Influence of carbidopa, an aromatic amino acid decarboxylase inhibitor, on the development of autoimmune hemolytic anemia in NZB mice.

Abstract

Causal relationships of carbidopa and its related drugs on the development of spontaneous autoimmune hemolytic anemia (AIHA) in NZB mice were studied, and the following results were obtained: 1) Long term treatment with carbidopa (3 mg/kg/day) and levodopa (30 mg/kg/day) neither accelerated nor suppressed the development of spontaneous AIHA in NZB mice. 2) In mice treated with carbidopa/levodopa (3/30 mg/kg/day), microhematocrit levels were lower than those in the control mice on and after 20 weeks of age and showed a significant decrease at 66 weeks of age (P less than 0.05).

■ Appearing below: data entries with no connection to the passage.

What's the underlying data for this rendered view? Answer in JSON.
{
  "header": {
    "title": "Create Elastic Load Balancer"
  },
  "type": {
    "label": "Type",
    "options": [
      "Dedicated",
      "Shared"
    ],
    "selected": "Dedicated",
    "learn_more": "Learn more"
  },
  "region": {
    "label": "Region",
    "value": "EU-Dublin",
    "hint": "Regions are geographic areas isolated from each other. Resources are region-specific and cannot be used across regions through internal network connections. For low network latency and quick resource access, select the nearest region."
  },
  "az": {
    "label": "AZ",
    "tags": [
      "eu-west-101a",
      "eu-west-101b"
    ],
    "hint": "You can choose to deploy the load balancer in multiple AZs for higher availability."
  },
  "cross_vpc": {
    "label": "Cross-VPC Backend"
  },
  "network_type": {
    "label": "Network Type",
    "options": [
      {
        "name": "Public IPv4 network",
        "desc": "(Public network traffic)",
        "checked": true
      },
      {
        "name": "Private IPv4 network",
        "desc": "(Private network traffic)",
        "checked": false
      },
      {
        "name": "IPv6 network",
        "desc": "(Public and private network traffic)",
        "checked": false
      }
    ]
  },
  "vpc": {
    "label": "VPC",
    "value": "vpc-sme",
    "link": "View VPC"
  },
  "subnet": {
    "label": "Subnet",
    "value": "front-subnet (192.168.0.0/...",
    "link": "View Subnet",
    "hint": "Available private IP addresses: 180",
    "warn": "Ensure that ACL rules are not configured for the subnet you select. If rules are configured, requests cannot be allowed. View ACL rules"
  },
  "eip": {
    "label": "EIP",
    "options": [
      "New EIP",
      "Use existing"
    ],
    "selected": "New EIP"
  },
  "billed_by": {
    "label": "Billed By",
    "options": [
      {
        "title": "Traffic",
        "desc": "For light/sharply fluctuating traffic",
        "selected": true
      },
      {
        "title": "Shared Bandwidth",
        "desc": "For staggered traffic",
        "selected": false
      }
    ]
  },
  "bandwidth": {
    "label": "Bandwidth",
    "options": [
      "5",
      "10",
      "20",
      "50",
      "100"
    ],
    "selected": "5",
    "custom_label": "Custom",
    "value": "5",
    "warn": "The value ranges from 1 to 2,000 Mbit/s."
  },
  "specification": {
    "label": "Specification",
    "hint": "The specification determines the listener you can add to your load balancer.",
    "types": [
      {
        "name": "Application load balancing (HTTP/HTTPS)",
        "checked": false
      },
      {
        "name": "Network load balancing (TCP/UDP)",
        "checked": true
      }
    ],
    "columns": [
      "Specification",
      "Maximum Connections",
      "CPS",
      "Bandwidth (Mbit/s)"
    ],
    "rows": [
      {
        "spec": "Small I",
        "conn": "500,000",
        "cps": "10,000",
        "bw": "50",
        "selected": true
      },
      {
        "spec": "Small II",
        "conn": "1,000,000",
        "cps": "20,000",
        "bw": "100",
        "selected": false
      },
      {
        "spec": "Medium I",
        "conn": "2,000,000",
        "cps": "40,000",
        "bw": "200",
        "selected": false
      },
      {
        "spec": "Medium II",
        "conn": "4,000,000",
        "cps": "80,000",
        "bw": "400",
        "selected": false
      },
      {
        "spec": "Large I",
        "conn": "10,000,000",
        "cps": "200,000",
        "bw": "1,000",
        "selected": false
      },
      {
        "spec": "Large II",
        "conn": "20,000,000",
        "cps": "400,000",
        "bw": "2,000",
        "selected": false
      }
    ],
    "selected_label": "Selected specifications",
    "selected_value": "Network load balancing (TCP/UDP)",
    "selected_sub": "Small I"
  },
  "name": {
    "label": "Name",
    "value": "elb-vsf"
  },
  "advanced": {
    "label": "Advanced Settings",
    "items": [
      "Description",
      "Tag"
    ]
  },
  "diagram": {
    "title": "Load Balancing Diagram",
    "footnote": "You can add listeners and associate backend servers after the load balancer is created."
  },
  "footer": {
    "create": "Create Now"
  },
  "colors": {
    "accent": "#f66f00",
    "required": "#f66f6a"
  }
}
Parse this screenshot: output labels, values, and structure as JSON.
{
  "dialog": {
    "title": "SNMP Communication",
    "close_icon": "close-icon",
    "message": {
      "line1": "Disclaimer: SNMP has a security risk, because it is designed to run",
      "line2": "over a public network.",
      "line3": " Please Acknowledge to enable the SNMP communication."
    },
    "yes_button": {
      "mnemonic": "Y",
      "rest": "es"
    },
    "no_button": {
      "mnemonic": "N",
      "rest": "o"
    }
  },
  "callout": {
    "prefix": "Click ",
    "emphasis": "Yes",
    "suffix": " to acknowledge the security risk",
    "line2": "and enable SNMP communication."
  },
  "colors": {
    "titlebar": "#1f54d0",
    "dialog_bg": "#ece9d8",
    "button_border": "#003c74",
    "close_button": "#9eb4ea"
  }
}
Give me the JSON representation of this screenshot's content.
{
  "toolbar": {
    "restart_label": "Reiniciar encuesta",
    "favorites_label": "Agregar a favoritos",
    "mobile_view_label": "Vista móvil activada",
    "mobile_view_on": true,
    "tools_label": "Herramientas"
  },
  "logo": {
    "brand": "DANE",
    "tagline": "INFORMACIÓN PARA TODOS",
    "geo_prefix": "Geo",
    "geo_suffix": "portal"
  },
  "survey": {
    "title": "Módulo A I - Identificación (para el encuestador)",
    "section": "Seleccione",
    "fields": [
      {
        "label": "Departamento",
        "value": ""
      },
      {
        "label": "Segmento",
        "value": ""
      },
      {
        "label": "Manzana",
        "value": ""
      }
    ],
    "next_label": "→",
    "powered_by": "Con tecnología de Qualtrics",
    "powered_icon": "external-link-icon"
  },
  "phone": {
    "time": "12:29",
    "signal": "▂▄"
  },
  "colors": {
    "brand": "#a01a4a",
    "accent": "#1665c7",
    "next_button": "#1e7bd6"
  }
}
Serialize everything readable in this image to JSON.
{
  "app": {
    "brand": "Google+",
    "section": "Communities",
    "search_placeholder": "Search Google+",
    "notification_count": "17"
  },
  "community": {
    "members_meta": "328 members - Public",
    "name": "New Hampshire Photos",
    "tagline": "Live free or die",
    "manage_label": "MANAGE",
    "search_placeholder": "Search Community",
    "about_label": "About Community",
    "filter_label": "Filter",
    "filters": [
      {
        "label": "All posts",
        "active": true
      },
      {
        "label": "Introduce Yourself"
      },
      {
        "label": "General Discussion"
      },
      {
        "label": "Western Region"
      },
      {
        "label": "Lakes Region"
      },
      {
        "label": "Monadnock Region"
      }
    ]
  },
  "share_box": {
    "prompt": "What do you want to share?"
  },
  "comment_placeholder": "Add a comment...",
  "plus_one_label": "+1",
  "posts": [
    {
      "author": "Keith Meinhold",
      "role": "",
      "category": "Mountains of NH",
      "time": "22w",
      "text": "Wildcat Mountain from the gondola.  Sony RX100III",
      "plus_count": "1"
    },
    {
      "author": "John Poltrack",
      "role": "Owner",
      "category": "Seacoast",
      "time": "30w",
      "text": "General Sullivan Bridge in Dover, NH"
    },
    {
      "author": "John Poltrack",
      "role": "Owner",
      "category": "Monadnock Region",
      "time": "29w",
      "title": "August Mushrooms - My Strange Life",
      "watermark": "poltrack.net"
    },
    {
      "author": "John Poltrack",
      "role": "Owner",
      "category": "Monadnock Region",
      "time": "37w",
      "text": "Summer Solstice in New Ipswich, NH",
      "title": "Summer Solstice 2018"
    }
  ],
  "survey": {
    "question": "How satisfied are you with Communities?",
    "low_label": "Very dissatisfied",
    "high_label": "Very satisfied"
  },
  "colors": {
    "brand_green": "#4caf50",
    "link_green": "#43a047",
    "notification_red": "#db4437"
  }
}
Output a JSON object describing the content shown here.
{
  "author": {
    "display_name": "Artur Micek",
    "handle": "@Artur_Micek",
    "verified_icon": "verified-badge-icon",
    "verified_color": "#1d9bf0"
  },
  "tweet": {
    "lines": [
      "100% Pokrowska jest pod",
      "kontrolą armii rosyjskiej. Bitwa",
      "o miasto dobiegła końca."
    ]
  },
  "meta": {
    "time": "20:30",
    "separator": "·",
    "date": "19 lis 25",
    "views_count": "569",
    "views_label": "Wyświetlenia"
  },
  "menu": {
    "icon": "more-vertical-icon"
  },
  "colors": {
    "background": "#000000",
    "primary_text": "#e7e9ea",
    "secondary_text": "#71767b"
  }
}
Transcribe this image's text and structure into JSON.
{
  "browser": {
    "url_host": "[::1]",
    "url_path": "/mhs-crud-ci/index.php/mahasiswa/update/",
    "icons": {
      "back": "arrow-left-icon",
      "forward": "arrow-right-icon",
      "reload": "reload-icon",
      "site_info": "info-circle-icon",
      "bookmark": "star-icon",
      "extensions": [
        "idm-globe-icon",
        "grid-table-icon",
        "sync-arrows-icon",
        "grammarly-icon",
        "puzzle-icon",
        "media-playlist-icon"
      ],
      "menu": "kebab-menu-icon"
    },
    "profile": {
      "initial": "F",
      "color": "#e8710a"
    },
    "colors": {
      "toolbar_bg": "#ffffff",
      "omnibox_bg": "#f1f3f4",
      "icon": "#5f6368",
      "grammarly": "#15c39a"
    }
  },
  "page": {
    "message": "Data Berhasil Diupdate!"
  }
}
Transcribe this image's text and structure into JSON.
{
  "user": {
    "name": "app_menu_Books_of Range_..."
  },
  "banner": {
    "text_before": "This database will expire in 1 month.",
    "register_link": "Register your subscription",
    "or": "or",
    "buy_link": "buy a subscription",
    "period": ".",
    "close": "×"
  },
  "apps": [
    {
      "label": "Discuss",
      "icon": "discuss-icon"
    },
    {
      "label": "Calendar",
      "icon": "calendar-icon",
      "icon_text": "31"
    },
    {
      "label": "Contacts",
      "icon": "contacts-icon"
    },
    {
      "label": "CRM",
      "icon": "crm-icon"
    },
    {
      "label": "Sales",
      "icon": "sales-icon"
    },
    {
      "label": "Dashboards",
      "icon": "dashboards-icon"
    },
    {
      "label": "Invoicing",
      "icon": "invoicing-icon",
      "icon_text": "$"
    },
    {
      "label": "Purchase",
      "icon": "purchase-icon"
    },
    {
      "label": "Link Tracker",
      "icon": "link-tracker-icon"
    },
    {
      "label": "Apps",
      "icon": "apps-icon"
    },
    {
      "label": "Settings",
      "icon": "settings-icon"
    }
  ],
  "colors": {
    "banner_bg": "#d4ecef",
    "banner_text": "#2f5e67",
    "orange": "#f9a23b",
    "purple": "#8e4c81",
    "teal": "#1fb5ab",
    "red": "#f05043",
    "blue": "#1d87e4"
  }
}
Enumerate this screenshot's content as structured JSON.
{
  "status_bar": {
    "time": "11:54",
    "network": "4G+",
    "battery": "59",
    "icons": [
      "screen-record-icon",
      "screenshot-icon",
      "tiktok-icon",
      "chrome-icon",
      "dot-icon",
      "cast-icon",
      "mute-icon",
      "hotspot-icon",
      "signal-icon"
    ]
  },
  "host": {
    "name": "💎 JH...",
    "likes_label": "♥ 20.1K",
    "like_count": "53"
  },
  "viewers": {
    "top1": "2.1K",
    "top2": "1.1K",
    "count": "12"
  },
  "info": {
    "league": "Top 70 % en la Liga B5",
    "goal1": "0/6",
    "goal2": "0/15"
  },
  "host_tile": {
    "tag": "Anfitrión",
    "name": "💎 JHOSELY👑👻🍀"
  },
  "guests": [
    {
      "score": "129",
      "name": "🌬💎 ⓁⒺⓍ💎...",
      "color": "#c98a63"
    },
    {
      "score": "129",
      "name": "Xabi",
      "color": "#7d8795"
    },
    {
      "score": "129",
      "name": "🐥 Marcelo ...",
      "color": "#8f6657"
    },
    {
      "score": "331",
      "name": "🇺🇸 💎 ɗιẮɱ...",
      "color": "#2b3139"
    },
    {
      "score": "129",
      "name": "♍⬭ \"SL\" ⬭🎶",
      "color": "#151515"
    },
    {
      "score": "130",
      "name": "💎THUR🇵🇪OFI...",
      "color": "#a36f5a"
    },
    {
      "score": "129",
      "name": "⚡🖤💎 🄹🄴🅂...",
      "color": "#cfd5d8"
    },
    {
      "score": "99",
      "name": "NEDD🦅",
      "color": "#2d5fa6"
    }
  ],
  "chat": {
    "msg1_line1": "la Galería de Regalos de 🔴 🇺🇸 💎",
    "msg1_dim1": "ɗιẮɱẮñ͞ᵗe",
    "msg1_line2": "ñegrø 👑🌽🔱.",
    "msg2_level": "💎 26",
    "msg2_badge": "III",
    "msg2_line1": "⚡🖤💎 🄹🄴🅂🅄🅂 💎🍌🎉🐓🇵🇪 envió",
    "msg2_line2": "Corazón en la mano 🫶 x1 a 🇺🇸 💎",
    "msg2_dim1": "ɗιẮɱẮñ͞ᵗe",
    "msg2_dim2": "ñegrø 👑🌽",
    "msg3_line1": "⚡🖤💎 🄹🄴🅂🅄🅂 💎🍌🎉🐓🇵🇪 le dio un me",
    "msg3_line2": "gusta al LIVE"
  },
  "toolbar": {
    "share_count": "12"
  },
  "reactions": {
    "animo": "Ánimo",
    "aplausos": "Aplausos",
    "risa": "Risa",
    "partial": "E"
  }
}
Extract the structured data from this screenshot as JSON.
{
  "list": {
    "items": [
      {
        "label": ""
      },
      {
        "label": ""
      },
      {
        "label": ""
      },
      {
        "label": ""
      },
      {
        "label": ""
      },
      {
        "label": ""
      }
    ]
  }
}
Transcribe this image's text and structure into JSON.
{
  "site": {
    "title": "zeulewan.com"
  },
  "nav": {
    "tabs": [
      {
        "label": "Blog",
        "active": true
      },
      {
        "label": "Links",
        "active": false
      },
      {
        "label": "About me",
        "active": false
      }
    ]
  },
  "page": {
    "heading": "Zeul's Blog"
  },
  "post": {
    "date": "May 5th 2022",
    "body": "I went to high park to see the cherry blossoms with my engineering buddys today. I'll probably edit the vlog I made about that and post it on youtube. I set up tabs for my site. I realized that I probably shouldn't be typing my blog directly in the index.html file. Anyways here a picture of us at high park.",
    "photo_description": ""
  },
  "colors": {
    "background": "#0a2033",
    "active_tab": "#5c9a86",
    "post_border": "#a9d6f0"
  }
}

The average anti-RBC antibody titers reached the maximum level 8 weeks earlier than the control group. 3) Microhematocrit levels in the alpha-methyldopa (60 mg/kg/day)-treated group were higher than those in the control group, and at 66 weeks of age, they were decreased below that in the control group. The elevation of anti-RBC antibody titers was slower than that in the control group. As the reason for the weak effectiveness of alpha-methyldopa on the incidence of AIHA, it might be considered that the dosage employed was not sufficiently high enough and/or it may be due to the species difference between man and animals. Further studies are necessary in order to draw a conclusion on the AIHA-inducing ability of carbidopa.